Now the guide is pretty straightforward and it says you to firstly have a raspberry pi operating system if you don't have one already, setup the basic matrix package and the kernel modules for the same in order to communicate with the shield. I however got hung up with a lot of errors during the installation. Sometimes it was due to an unsupported kernel version, other times it were unknown to me. I searched online like anything but couldn't get the thing running. However at last I decided to reinstall the Raspbian image on a different SD card and the required packages.

 

This time it did worked well. Below are the steps that might be required in a nutshell:-

1.) Get an OS for raspberry pi if not already installed( On a class 10 SD card - recommended).

2.) Add the repository and key -> update the package list and download the same.

3.) Install the packages - "matrixio-creator-init" and "matrixio-kernel-modules"

4.) Reboot to get the changes made !!

5.) Register the Alexa device on amazon and save the ClientID.

6.) Download and install Alexa SDK for use.

7.) Run the sample file (startsample.sh)

8.) Alexa is up and running !!

 

 

 

Well I tried some basic stuff on alexa and the voice assistance, I have to say that the latency in response is better than I expected( I know it also depends on the internet connectivity, still it's good.) Well apart from the lame jokes, I actually like a lot of functionalities of the AI including the smart home.
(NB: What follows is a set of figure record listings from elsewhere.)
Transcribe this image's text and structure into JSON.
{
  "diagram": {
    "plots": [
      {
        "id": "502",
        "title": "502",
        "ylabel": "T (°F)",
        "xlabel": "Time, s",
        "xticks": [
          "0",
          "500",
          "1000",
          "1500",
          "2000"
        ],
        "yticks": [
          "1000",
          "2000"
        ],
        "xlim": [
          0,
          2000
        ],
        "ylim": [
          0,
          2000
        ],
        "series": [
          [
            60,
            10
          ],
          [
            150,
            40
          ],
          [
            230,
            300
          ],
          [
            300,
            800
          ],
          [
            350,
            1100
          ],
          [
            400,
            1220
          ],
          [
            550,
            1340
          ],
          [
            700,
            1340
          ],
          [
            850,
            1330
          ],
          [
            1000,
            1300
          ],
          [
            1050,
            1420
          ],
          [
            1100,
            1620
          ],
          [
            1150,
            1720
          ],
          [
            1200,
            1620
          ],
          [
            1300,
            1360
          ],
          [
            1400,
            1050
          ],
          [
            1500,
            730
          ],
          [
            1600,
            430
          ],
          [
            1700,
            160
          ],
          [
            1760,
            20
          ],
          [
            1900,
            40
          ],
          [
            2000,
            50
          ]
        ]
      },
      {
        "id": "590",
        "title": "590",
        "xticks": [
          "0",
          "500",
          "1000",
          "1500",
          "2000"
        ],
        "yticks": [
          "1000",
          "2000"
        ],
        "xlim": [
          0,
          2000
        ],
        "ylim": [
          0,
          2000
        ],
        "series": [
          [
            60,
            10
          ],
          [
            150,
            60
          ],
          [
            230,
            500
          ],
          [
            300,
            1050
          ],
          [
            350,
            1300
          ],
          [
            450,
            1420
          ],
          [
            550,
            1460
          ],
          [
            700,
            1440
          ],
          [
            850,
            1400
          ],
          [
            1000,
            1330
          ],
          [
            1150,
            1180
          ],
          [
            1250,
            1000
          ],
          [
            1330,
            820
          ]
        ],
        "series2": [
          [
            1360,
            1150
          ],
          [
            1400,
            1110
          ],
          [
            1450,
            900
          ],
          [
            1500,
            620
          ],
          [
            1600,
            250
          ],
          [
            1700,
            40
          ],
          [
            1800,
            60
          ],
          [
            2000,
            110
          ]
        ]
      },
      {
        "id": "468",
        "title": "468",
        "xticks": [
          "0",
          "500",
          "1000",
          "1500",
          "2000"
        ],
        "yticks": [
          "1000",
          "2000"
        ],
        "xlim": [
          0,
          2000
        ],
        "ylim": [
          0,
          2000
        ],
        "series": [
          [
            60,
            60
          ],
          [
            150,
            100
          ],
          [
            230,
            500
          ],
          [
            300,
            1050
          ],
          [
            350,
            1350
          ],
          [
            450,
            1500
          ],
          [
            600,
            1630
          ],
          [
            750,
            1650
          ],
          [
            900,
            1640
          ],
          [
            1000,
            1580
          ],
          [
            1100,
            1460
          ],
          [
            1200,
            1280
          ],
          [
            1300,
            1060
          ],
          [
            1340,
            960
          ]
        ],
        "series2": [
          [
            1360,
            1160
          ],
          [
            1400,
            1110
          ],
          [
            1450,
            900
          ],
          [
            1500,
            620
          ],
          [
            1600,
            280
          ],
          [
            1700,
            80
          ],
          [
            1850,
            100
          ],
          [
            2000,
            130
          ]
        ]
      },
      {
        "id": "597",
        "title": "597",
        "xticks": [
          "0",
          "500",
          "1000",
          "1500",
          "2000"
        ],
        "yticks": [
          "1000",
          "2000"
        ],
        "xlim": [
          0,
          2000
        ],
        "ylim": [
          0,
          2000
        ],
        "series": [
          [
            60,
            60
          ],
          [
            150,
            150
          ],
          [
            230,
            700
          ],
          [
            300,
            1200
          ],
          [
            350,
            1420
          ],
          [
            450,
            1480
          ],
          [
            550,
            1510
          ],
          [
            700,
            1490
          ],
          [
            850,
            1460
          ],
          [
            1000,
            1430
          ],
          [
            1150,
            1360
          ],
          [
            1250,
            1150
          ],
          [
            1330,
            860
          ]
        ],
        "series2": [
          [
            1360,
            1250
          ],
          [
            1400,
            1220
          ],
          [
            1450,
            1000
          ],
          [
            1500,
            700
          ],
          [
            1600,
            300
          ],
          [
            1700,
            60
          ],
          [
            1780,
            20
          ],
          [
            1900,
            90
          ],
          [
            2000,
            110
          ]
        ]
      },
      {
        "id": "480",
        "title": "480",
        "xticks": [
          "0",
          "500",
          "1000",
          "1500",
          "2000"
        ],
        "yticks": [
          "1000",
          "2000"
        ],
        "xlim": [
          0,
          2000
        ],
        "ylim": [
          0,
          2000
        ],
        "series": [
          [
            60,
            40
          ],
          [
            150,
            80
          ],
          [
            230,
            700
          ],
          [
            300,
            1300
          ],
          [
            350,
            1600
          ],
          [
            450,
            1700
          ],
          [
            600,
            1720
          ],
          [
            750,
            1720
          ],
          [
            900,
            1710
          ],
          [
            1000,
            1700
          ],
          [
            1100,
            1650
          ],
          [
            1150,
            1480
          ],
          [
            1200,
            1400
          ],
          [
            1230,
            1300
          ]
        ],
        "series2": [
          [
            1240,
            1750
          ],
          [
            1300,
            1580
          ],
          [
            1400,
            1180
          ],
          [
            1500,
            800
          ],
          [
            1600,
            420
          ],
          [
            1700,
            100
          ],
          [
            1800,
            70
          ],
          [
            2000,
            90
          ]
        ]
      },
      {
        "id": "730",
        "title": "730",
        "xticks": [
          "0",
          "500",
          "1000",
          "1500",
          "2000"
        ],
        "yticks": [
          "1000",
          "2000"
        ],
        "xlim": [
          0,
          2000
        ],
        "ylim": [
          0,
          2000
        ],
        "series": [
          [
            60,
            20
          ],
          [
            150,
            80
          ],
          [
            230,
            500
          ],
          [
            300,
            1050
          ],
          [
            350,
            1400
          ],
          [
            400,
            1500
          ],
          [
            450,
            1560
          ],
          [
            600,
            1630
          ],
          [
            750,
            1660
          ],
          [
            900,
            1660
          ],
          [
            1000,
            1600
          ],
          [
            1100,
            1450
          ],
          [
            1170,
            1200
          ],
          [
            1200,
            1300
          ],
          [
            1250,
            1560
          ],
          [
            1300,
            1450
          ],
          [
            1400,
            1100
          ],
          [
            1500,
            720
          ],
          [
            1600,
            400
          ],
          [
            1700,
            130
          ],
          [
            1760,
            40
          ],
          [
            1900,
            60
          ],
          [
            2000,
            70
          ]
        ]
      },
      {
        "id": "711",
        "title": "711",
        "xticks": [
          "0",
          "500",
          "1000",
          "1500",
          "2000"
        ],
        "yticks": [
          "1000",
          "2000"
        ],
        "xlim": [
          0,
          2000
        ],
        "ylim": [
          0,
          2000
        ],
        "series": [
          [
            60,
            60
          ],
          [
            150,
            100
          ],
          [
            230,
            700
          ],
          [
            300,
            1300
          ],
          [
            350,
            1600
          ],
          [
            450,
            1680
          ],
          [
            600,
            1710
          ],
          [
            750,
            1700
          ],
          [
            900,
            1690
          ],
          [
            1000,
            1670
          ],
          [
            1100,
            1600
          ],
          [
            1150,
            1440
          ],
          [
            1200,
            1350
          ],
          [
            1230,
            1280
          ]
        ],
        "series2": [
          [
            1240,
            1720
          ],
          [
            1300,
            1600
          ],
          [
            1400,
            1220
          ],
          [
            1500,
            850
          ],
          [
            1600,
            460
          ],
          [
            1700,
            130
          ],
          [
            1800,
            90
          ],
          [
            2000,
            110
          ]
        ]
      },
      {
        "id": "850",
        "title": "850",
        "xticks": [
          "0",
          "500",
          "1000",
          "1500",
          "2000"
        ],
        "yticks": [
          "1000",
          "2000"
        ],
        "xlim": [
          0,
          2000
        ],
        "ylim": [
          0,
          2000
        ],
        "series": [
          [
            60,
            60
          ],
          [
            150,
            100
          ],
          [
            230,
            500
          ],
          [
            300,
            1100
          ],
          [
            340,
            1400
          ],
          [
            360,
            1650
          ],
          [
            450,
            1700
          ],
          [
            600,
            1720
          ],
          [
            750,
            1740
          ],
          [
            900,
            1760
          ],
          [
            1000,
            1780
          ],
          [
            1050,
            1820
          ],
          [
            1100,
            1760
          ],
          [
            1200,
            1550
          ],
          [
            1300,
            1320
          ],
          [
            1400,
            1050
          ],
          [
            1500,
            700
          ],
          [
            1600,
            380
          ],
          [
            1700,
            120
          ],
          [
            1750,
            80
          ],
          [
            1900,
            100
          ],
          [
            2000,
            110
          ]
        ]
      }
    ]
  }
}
Currently I am a long way from integrating it with the Picasso for a complete product that will be running slideshows, can capture images and convert it into a masterpiece, play background music along with lights and includes a voice assistant. Sounds nothing less than a science fiction( well sort of), but I won't be stopping at this that's for sure.

Anyways, here is a little video of alexa.

 

 

 

 

{gallery} Matrix_voice and Picasso

 

 

And this is when Musical Picasso meets alexa, I have to say that the radiance is not upto the mark, I still might add some LED for the back radiance and try to sync it with alexa's response. But overall this might turn out to be good.

 

 

Some More Fun!!

Now while reading about the development board I actually found a lot of cool projects that used various features of the board. Of those I really liked the ODAS application for direction of arrival. ODAS here stands for Open embeddeD Audition System ( yeah that's a weird acronym). Apart from the creepy full form ODAS is basically a library that helps to perform sound source localization, tracking and post-filtering. This library is written in C and is quite effective. So what I did was I followed a well drafted project guide from hackster again.

https://www.hackster.io/matrix-labs/direction-of-arrival-for-matrix-voice-creator-using-odas-b7a15b

Above is the link for the same. What we basically need to do  is to install the required dependencies for Matrix development board such as the initialization package, HAL package and the kernel modules( skip anyone if already installed).

Then we need to get the ODAS library and compile the same (make make make)[ note that we need some dependencies such as the fft and sound package that are utilized by the ODAS library and need to be installed prior to ODAS]

Now we can go ahead and try out the example.

 

Ending Words!!

Well the product in a nutshell is a great place to get to know about the whole voice assistance arena. Moreover the microphone array gives a really good audio collection and response at the same time. There are barely any false or no reception per se. Besides that, the Spartan 6 is really something that I would like to work on more, the extended pins that are directly connected to the FPGA IOs are what I will be looking at next. This may share some processing load from the raspberry pi itself. Though I need to attach this to a raspberry pi for the sake of internet connectivity, using the FPGA for trivial tasks can reduce the load from pi in the overall project.

I would also say that the community support is not as good as the raspberry pi itself but these people are working really hard to put good information about the board and also support the debugging during any issues(hearsay ). My next step would be to finally fully integrate the musical picasso and add the voice assistant functionality to it. There would definitely be followup blogs after this review.

Again I really appreciate for the appreciation.